Last month, I heard from a couple of readers who asked what would happen if we looked at the same numbers, but assigned the job totals from January 2017 to Trump, even though Obama was president for most of the month. On balance, I think that paints a misleading picture, but it doesn't change the underlying dynamic: if we applied jobs from January 2017 to Trump and compared the last 30 months to the previous 30 months, job totals still slowed from 6.59 million to 5.87 million.

The White House, meanwhile, believes we should start the clock for Trump at November 2016 -- the month of his election -- and apply the jobs created during the final months of the Obama era to the current Republican president. But that still doesn't help: if we compare the last 32 months to the previous 32 months, job totals slowed from 7.32 million to 6.25 million.

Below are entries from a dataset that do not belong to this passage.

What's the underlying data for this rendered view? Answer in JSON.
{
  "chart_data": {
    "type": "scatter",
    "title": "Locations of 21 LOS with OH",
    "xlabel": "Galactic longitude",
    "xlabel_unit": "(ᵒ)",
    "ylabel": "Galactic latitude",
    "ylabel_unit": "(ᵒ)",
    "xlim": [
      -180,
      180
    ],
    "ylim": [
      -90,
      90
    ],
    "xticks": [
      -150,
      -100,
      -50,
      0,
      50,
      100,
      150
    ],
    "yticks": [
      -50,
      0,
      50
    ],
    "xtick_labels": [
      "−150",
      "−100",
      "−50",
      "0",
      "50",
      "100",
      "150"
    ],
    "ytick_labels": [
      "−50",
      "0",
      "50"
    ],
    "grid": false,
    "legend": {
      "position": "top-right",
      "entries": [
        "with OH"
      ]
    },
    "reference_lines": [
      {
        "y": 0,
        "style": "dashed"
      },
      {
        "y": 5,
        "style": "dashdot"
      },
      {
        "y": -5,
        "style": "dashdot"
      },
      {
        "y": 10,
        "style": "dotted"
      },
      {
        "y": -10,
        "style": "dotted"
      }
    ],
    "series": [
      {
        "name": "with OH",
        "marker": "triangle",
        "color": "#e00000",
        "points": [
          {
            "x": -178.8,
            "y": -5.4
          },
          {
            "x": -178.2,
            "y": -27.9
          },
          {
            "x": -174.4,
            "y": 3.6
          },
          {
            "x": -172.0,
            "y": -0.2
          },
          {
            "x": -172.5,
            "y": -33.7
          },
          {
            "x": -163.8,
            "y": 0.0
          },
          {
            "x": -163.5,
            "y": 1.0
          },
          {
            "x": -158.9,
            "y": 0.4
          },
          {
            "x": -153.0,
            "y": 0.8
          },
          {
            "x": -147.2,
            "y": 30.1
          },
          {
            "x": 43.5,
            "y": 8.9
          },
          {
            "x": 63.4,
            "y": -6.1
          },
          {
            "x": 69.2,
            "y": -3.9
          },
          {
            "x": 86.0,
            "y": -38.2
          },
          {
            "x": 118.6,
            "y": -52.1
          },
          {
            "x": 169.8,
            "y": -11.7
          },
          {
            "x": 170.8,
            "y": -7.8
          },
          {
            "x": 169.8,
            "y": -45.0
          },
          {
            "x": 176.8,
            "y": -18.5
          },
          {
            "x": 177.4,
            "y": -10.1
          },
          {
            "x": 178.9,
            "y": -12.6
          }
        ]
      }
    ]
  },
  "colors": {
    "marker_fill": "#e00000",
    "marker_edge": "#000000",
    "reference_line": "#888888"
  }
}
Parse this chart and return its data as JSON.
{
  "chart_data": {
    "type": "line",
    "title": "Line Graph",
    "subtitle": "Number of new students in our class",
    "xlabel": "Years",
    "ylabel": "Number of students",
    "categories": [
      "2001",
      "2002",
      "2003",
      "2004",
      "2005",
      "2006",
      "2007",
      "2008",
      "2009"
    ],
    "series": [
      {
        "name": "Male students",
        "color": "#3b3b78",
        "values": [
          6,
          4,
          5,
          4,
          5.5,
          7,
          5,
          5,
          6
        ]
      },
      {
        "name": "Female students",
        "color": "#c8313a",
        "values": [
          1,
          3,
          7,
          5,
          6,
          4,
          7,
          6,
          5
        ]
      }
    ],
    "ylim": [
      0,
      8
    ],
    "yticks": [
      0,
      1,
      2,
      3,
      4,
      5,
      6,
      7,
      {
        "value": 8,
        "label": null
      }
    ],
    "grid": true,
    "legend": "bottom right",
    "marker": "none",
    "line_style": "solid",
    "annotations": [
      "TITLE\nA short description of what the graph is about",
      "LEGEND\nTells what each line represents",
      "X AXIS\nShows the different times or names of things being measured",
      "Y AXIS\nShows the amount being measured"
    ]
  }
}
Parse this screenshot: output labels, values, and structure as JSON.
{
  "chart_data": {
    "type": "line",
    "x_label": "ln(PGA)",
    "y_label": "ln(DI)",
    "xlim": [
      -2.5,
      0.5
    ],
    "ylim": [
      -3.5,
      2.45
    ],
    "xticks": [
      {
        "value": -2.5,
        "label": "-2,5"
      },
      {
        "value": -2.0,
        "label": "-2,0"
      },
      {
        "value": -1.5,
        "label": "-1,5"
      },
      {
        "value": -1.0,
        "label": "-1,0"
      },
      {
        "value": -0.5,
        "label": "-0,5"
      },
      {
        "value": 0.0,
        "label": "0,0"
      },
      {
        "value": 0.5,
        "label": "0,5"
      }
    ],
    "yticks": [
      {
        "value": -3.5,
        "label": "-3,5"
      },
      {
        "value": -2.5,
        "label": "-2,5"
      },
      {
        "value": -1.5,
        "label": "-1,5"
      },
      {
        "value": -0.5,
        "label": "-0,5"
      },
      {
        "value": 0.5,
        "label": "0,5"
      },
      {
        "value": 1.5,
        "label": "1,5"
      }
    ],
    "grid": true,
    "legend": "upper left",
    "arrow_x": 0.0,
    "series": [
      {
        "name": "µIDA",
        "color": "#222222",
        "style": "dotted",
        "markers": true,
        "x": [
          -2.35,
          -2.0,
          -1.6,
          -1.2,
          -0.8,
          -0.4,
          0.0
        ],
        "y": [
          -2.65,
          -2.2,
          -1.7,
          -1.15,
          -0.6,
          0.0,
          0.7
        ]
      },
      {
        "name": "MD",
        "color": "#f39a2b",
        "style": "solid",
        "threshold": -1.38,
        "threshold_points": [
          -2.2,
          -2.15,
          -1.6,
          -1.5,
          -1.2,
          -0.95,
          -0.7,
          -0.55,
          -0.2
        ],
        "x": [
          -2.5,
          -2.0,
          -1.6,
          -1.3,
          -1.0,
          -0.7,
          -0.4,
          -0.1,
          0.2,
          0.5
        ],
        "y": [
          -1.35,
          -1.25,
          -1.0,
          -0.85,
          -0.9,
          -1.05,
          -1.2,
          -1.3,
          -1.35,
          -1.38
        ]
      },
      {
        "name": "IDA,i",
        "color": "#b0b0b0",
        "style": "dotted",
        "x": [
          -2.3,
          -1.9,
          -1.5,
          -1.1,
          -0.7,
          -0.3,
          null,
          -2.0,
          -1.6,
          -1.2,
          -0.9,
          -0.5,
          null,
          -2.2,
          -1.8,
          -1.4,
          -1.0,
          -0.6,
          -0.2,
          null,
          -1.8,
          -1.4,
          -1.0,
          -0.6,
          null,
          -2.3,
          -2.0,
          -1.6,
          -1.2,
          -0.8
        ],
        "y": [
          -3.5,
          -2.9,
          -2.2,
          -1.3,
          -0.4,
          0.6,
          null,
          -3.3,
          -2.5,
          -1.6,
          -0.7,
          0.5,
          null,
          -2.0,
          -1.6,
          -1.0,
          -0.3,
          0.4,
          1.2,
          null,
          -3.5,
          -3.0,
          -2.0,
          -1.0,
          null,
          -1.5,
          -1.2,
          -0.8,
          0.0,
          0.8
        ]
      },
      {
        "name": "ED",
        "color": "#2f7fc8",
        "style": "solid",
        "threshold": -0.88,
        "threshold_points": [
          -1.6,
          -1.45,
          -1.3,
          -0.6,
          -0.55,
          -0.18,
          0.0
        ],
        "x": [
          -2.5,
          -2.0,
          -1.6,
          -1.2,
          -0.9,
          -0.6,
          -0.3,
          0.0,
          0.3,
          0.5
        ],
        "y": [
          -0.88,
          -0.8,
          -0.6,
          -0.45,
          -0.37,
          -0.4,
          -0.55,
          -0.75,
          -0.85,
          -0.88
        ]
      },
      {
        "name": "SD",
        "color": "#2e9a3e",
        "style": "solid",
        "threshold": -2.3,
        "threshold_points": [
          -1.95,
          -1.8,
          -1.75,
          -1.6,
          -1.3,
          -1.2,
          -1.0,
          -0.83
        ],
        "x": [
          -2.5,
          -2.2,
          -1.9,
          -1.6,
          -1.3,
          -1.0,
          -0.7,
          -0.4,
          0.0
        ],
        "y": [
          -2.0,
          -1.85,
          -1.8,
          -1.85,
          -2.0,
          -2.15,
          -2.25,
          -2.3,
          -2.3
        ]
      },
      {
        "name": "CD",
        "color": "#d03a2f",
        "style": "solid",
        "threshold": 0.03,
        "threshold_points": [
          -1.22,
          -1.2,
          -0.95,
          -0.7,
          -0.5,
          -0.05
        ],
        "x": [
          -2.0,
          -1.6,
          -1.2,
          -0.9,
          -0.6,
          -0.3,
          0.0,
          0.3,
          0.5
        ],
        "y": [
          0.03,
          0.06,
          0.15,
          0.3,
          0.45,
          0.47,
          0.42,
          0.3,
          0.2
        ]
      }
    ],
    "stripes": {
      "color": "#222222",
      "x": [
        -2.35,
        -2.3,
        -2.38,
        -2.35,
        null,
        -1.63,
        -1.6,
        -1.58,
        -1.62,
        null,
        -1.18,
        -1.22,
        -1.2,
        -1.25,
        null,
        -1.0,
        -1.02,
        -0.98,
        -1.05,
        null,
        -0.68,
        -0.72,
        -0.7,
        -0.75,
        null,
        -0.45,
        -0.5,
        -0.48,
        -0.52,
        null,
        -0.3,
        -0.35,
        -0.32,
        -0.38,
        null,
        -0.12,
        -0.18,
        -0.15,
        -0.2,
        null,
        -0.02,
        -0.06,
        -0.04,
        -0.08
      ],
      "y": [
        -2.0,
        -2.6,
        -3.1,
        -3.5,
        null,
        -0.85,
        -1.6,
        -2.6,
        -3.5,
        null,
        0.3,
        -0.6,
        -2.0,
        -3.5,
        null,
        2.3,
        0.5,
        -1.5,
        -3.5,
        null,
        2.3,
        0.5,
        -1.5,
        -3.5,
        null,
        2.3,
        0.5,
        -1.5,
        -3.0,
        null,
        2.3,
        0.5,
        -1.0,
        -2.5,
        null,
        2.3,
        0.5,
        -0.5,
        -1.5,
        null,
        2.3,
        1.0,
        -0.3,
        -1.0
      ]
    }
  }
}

The Republican continues to tell the world that he's overseeing the strongest domestic job growth in American history, which is plainly false. What's more, the White House has not yet offered an explanation for why job growth has slowed since Trump took office.

Above you'll find the chart I run every month, showing monthly changes in total jobs since the start of the Great Recession. The image makes a distinction: red columns point to monthly changes under the Bush and Trump administrations, while blue columns point to monthly job changes under the Obama administration.